A major concern, says Joyce, was “that there would be no hunting on the property. Our idea is to keep the woodland in good shape. This is a very good woodland, and [the brook, an important trout production stream that feeds into the Great Swamp National Wildlife Refuge] is good for research on water resources.”

Always interested in literature and writing, she recently composed an essay stating her philosophy of living harmoniously with nature:

“... We have always had a certain anthropomorphic feeling of responsibility and think the animals feel secure here from hunters, since they gather here and bring up their young without fear of predators. Occasionally a mother deer will leave a newborn fawn in the tall grass just 20 feet from the house for two weeks as she comes back and forth for feeding through the day. We are trustworthy babysitters. ...”

Joyce reinforced her written thoughts by remarking how one year she and Edgar invited three motherless baby raccoons to share their home. “They would come in and watch television, get into the wash basket. That was a year we didn’t get much done [workwise]. Yet we brought up the three little ones in a way that they could go outside.”

“We would teach them what we knew about raccoons,” adds Edgar.

For decades the tall, slim couple worked through local government to “keep developers out” of Harding Township, says Edgar. “We got people to run for township council and would go to meetings to fight for particular things.”

Through nearly 65 years together, they’ve been “a fighting team,” says Joyce. The couple dated when they attended high school in West Orange, N.J. But at Dickinson, where she was a languages major, copy editor for The Dickinsonian, Chi Omega president and the May Queen (“it was like being a bride,” she recalls), Joyce was engaged to a fellow student. He was killed in World War II. When Edgar, a Pratt Institute architecture graduate, returned from the war—having chosen service over the prospect of apprenticing with Frank Lloyd Wright—they reunited, marrying in 1946.

Edgar’s continuing adoration is evident. Pointing to their kitchen table, which they hewed from one huge log, he notes that Joyce lathed the smooth metal spindle legs and applied a special blue coating.

“How could you do anything so simple in such a difficult way?” she comments, examining a graceful table leg.

While she had begun as his woodworking helper, she evolved into a true partner, with a specialty in lathing.
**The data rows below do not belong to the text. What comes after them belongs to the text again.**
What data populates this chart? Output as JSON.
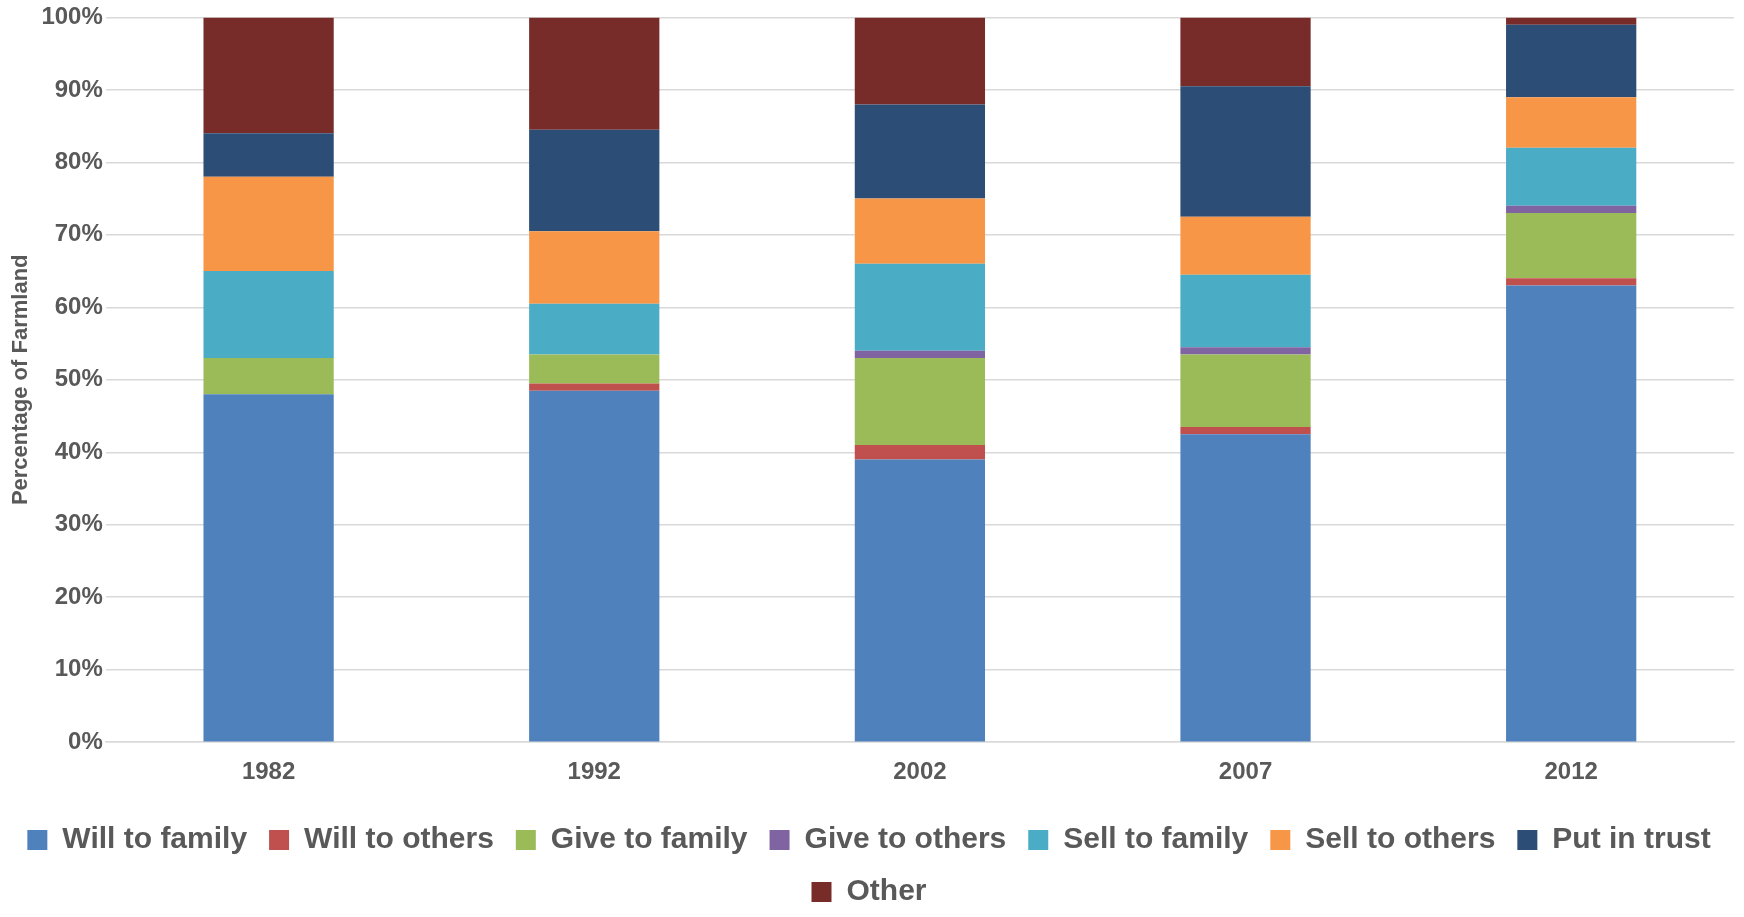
{
  "chart_data": {
    "type": "bar",
    "stacked": true,
    "ylabel": "Percentage of Farmland",
    "categories": [
      "1982",
      "1992",
      "2002",
      "2007",
      "2012"
    ],
    "series": [
      {
        "name": "Will to family",
        "color": "#4f81bd",
        "values": [
          48,
          48.5,
          39,
          42.5,
          63
        ]
      },
      {
        "name": "Will to others",
        "color": "#c0504d",
        "values": [
          0,
          1,
          2,
          1,
          1
        ]
      },
      {
        "name": "Give to family",
        "color": "#9bbb59",
        "values": [
          5,
          4,
          12,
          10,
          9
        ]
      },
      {
        "name": "Give to others",
        "color": "#8064a2",
        "values": [
          0,
          0,
          1,
          1,
          1
        ]
      },
      {
        "name": "Sell to family",
        "color": "#4bacc6",
        "values": [
          12,
          7,
          12,
          10,
          8
        ]
      },
      {
        "name": "Sell to others",
        "color": "#f79646",
        "values": [
          13,
          10,
          9,
          8,
          7
        ]
      },
      {
        "name": "Put in trust",
        "color": "#2c4d75",
        "values": [
          6,
          14,
          13,
          18,
          10
        ]
      },
      {
        "name": "Other",
        "color": "#772c2a",
        "values": [
          16,
          15.5,
          12,
          9.5,
          1
        ]
      }
    ],
    "ylim": [
      0,
      100
    ],
    "yticks": [
      {
        "value": 0,
        "label": "0%"
      },
      {
        "value": 10,
        "label": "10%"
      },
      {
        "value": 20,
        "label": "20%"
      },
      {
        "value": 30,
        "label": "30%"
      },
      {
        "value": 40,
        "label": "40%"
      },
      {
        "value": 50,
        "label": "50%"
      },
      {
        "value": 60,
        "label": "60%"
      },
      {
        "value": 70,
        "label": "70%"
      },
      {
        "value": 80,
        "label": "80%"
      },
      {
        "value": 90,
        "label": "90%"
      },
      {
        "value": 100,
        "label": "100%"
      }
    ],
    "grid": "y",
    "legend": "bottom"
  }
}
Breath-ing fine sawdust for years left her with chronic obstructive pulmonary disease, which requires dependence on oxygen.

She’s been invoked as the first or second female designer in the American craft movement and, as such, was interviewed by the Smithsonian Archives of American Art. Edgar also was interviewed, and their papers are being collected for the archives.

Besides wood, Joyce has a penchant for weightier materials, having dug out and cut the stones, then constructed the walls outside the house and the floors inside. “I like to find the right stone then find where it should live,” she says.

Where she and Edgar should live right now is still their handcrafted residence overlooking the brook. They’re anticipating the impending installation of a sign outside the driveway marking their property as Anderson Woods. It will read, in part, “The beauty of the land inspired their renowned art and their dream to protect it and its wildlife for all future generations.”

The transcript of an oral history conducted with Joyce Anderson ’45 as part of the Nanette L. Laitman Documentation Project for Craft and Decorative Arts in America is available at www.aaa.si.edu/collections/oralhistories/transcripts/andersj02.htm.